While the connection between the drag get-up and My Beauty is
intentionally left unclear, it does seem to go beyond saying, "My beauty is
my feminine side." Aside from "You'll Never Walk Alone", Rowland chose songs
written by men that are universal and mostly genderless. Taken separately or
together, they do not make up an easily digestible thesis, like the
Rainmakers' anti-porn songs on Skin, but are filled with colorless phrases, like
"Cheer up", that have a strange, nearly unearned power to possess you after
decades, or just seconds, of being down and out. As evidenced here (and on
the ten CD Freddie Mercury box set), a sublime singer can even make pauses
riveting, and Rowland turns clichés into vivid applause from the heart.

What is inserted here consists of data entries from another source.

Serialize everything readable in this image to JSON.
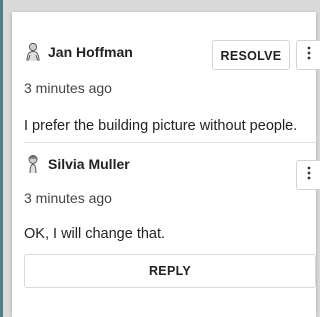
{
  "comments": [
    {
      "author": "Jan Hoffman",
      "avatar_icon": "user-avatar-icon",
      "time": "3 minutes ago",
      "text": "I prefer the building picture without people."
    },
    {
      "author": "Silvia Muller",
      "avatar_icon": "user-avatar-icon",
      "time": "3 minutes ago",
      "text": "OK, I will change that."
    }
  ],
  "actions": {
    "resolve_label": "RESOLVE",
    "more_icon": "more-vertical-icon",
    "reply_label": "REPLY"
  },
  "colors": {
    "accent_bar": "#4f7f86",
    "panel_bg": "#ffffff",
    "page_bg": "#d9d9d9"
  }
}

Rowland's beauty goes well
beyond face value (like his voice, charms, passions, intense individuality
and gifts for monologue and melody) to include his aversions -- the contempt
for sophisms, unoriginality, and the status quo -- and his "perversions". I
think of no musician less willing to have a place in someone else's
heart, and for some reason, that's delightful. It is my suspicion that he went
drag in 1999 largely because it wasn't in vogue; he's the type to
wear tights not to further a career, but to ruin it. Whereas Grant Hart daily
gives his soul to music, only to watch it flushed away by a bewilderingly
disinterested public, Rowland does everything possible to avoid the big
payoff. The only thing that thwarts his intentions, and gives him pocket
cash, is one timeless video ("Come on Eileen") and a vocal and melodic
genius that's too good for the world to deny it.
While Mark Kozelek's AC/DC covers were needed to set the stage for bands like the
White Stripes and the Strokes, Rowland's next comeback will probably come
after a tribute album to himself. I hope artists with similar personalities
-- Terry Hall, Mark E Smith, Paul Weller, and Lawrence Heyward -- get involved, as I love them too. I also hope they dress appropriately.